Schon das erste Werk, das man beim Betreten der Ausstellung sieht, dreht sich um patriarchale Machtstrukturen. Provokant trat sie 1968 für «Aktionshose Genitalpanik» vor die Kamera.

Valie Export
© Vera Rüttimann

Valie Export sitzt, in Lederjacke, mit Maschinengewehr am Anschlag, die Beine breit gespreizt, auf einer Bank. Die Jeanshose im Genitalbereich ist ausgeschnitten. Es ist kaum möglich, den Blick auf ihre behaarte Vulva abzuwenden. Die zur ausgestellten Frau reduzierte Künstlerin drehte den Spiess um und wurde zur Darstellenden. Ein beeindruckendes Zeugnis weiblicher Selbstermächtigung.
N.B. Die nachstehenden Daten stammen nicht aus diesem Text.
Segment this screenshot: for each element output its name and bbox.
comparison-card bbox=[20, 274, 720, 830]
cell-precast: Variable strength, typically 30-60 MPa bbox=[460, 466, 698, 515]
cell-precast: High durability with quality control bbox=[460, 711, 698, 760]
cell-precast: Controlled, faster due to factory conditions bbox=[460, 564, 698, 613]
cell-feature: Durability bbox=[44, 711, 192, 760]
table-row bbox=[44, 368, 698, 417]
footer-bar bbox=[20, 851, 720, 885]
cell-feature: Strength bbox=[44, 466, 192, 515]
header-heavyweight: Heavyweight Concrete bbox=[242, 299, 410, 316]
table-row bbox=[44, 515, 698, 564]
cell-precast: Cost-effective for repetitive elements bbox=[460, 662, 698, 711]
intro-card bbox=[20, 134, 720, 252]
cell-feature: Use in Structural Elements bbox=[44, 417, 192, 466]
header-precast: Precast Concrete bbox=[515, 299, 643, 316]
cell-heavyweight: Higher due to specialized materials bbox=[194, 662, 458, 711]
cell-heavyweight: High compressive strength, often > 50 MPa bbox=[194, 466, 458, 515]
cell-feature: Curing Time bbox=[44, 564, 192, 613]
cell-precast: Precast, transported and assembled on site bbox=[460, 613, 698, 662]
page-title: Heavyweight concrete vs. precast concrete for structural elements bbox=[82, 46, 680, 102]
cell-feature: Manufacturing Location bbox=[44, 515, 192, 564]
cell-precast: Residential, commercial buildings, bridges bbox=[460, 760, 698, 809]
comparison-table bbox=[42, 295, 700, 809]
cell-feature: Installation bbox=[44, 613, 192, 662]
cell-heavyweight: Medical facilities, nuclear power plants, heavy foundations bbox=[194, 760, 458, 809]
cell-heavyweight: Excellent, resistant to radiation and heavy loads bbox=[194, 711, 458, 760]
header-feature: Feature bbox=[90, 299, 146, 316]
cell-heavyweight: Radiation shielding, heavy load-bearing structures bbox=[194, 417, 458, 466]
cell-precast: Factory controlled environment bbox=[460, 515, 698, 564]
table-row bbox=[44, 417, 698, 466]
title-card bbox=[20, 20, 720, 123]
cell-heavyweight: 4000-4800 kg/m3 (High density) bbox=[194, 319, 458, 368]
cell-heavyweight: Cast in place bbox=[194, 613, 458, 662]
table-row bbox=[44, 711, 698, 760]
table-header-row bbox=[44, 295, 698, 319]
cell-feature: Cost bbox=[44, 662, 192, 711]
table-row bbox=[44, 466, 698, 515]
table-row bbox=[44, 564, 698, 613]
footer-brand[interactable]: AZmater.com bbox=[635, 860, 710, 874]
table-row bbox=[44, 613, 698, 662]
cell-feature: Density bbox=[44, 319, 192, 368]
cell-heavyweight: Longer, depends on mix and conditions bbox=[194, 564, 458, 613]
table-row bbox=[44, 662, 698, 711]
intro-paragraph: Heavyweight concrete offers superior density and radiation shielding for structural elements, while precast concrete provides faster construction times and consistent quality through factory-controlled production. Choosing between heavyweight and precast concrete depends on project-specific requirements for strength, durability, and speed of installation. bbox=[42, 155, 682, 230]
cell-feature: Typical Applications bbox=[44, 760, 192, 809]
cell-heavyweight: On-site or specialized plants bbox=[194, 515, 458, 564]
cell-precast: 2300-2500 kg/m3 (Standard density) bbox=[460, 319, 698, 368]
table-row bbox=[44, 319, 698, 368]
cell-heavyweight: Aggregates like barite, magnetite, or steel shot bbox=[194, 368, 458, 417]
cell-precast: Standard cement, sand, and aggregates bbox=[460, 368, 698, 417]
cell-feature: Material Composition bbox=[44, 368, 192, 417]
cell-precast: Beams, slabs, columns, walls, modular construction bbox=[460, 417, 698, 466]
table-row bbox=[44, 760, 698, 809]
Kaum erwähnt wird in den Rezensionen die grossartige Siebkunst. Die Bilder wurden farblich extrem stimmig gehängt. Zudem wurden die Fotos auf hochwertige Papiere gedruckt. Das ist mehr als nur ein visueller Eyecatcher als Entree zu dieser Ausstellung.
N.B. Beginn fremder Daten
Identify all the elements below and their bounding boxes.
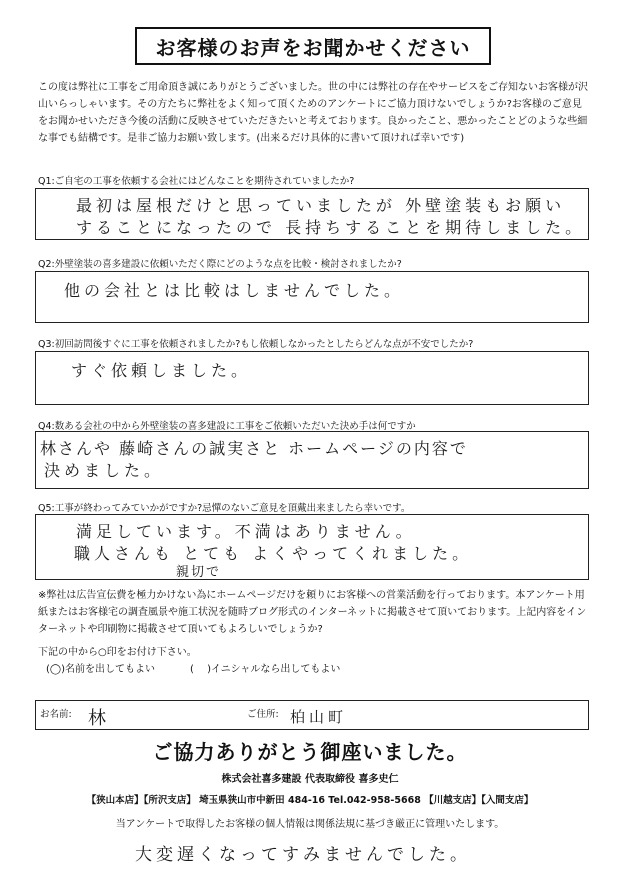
- option-name-ok[interactable]: [46, 660, 155, 675]
- question-5: Q5:工事が終わってみていかがですか?忌憚のないご意見を頂戴出来ましたら幸いです。: [38, 503, 411, 514]
- answer-1-line-1: 最初は屋根だけと思っていましたが 外壁塗装もお願い: [76, 196, 566, 215]
- option-initial-ok-mark: ( ): [190, 664, 211, 675]
- question-2: Q2:外壁塗装の喜多建設に依頼いただく際にどのような点を比較・検討されましたか?: [38, 259, 402, 270]
- handwritten-footnote: 大変遅くなってすみませんでした。: [135, 845, 471, 865]
- question-3: Q3:初回訪問後すぐに工事を依頼されましたか?もし依頼しなかったとしたらどんな点が不安でしたか?: [38, 339, 474, 350]
- answer-5-line-1: 満足しています。不満はありません。: [76, 522, 416, 541]
- option-initial-ok[interactable]: [190, 660, 340, 675]
- address-label: ご住所:: [247, 709, 279, 720]
- answer-box-2: [35, 271, 589, 323]
- page-title-text: お客様のお声をお聞かせください: [155, 35, 471, 60]
- answer-box-4: [35, 431, 589, 489]
- option-initial-ok-label: イニシャルなら出してもよい: [210, 664, 341, 675]
- answer-box-5: [35, 514, 589, 580]
- page-title: [135, 27, 491, 65]
- answer-1-line-2: することになったので 長持ちすることを期待しました。: [76, 218, 586, 237]
- company-name: 株式会社喜多建設 代表取締役 喜多史仁: [221, 774, 399, 785]
- question-1: Q1:ご自宅の工事を依頼する会社にはどんなことを期待されていましたか?: [38, 176, 355, 187]
- answer-5-insert: 親切で: [176, 565, 222, 580]
- name-value: 林: [88, 708, 110, 729]
- answer-5-line-2: 職人さんも とても よくやってくれました。: [74, 544, 473, 563]
- answer-2-line-1: 他の会社とは比較はしませんでした。: [64, 281, 405, 300]
- name-label: お名前:: [40, 709, 72, 720]
- answer-4-line-2: 決めました。: [44, 461, 165, 480]
- choose-instruction: 下記の中から○印をお付け下さい。: [38, 647, 197, 658]
- option-name-ok-label: 名前を出してもよい: [65, 664, 155, 675]
- intro-text: この度は弊社に工事をご用命頂き誠にありがとうございました。世の中には弊社の存在やサービスをご存知ないお客様が沢山いらっしゃいます。その方たちに弊社をよく知って頂くためのアンケートにご協力頂けないでしょうか?お客様のご意見をお聞かせいただき今後の活動に反映させていただきたいと考えております。良かったこと、悪かったことどのような些細な事でも結構です。是非ご協力お願い致します。(出来るだけ具体的に書いて頂ければ幸いです): [38, 82, 588, 144]
- answer-box-3: [35, 351, 589, 405]
- answer-3-line-1: すぐ依頼しました。: [71, 361, 252, 380]
- privacy-note: 当アンケートで取得したお客様の個人情報は関係法規に基づき厳正に管理いたします。: [115, 819, 505, 830]
- answer-4-line-1: 林さんや 藤崎さんの誠実さと ホームページの内容で: [40, 439, 468, 458]
- option-name-ok-mark: (◯): [46, 664, 65, 675]
- question-4: Q4:数ある会社の中から外壁塗装の喜多建設に工事をご依頼いただいた決め手は何ですか: [38, 421, 416, 432]
- publication-note: ※弊社は広告宣伝費を極力かけない為にホームページだけを頼りにお客様への営業活動を行っております。本アンケート用紙またはお客様宅の調査風景や施工状況を随時ブログ形式のインターネットに掲載させて頂いております。上記内容をインターネットや印刷物に掲載させて頂いてもよろしいでしょうか?: [38, 590, 587, 635]
- address-value: 柏山町: [290, 708, 348, 726]
- branch-info: 【狭山本店】【所沢支店】 埼玉県狭山市中新田 484-16 Tel.042-958-5668 【川越支店】【入間支店】: [86, 795, 534, 806]
- answer-box-1: [35, 188, 589, 240]
- thanks-message: ご協力ありがとう御座いました。: [152, 740, 468, 764]
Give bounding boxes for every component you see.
Die meisten Ausstellungsberichte legen den Fokus auf Events wie die «Aktionshose Genitalpanik». Dabei gehen einige interessante Aspekte dieser Ausstellung etwas unter. So etwa Exports Auseinandersetzung mit Religion und Kirche. Damit kam sie früh in Berührung. In Linz besuchte sie einst eine Klosterschule – und wurde dort wegen ihrer frechen Art, ihrer grenzenlosen Neugier und ihrer Kritik an gesellschaftlichen und kirchlichen Konventionen, gleich mehrfach geschmissen. Ein Bild in der Ausstellung zeigt Jesu Kreuzabnahme und Exports Körperhaltung, die einer trauernden Madonna ähnelt.

Valie Export
© Vera Rüttimann

Im Zentrum ihres Werks steht das Verhältnis von Subjekt und Raum, Körper und Blick und Weiblichkeit. Immer wieder zog es sie deshalb in den öffentlichen Raum. Ihre Fotoserie „Körperkonfigurationen“ berührt mich am meisten. Mit ihrem Körper „vermisst“ sie die gebaute und verbaute (verunstaltete) Umwelt. Man sieht Fotos, in der sie seltsam verkrümmt in der Landschaft steht. Aufnahmen, in der sie ihren Körper um einen Randstein schmiegt, über eine Mauer lehnt oder sich um eine Hausecke legt.

Valie Export
© Vera Rüttimann

Was mich besonders berührt: Es ging Valie Export nicht nur um Themen wie einengende Macht und im öffentlichen Raum. Sie wies mit ihren körperlichen Verkrümmungen auch auf «blinde» Flecken in der jüngeren Geschichte hin. Auf Orte, wo Juden deportiert wurden. Auf Gebäude, in denen Täter des Nationalsozialismus nach dem Krieg ungehindert weiter wirken konnten.

Um Ent- und Umschichtung geht es auch in diesem Werk. Ein Siebkunstwerk, gedruckt auf Glasplatten. Es zeigt, ganz verschachtelt, ein Zug. Eine Fahrt ins Nirgendwo.

Valie Export
© Vera Rüttimann

VALIE EXPORT (*1940 in Linz)

Ausbildung an der Kunstgewerbeschule Linz und an der HBLVA für Textilindustrie
in Wien; Pionierin konzeptueller Medien-, Performance- und Filmkunst; Teilnahme an zahlreichen internationalen Ausstellungen u.a. an der documenta 6 und 12 in Kassel, im Centre Georges Pompidou, Paris, The Museum of Modern Art, New York, an der Biennale di Venezia, in der Tate Modern, London. Lehrtätigkeit u. a. an der UdK Berlin und an der KHM Köln; 2017 wurde das VALIE EXPORT CENTER LINZ eröffnet.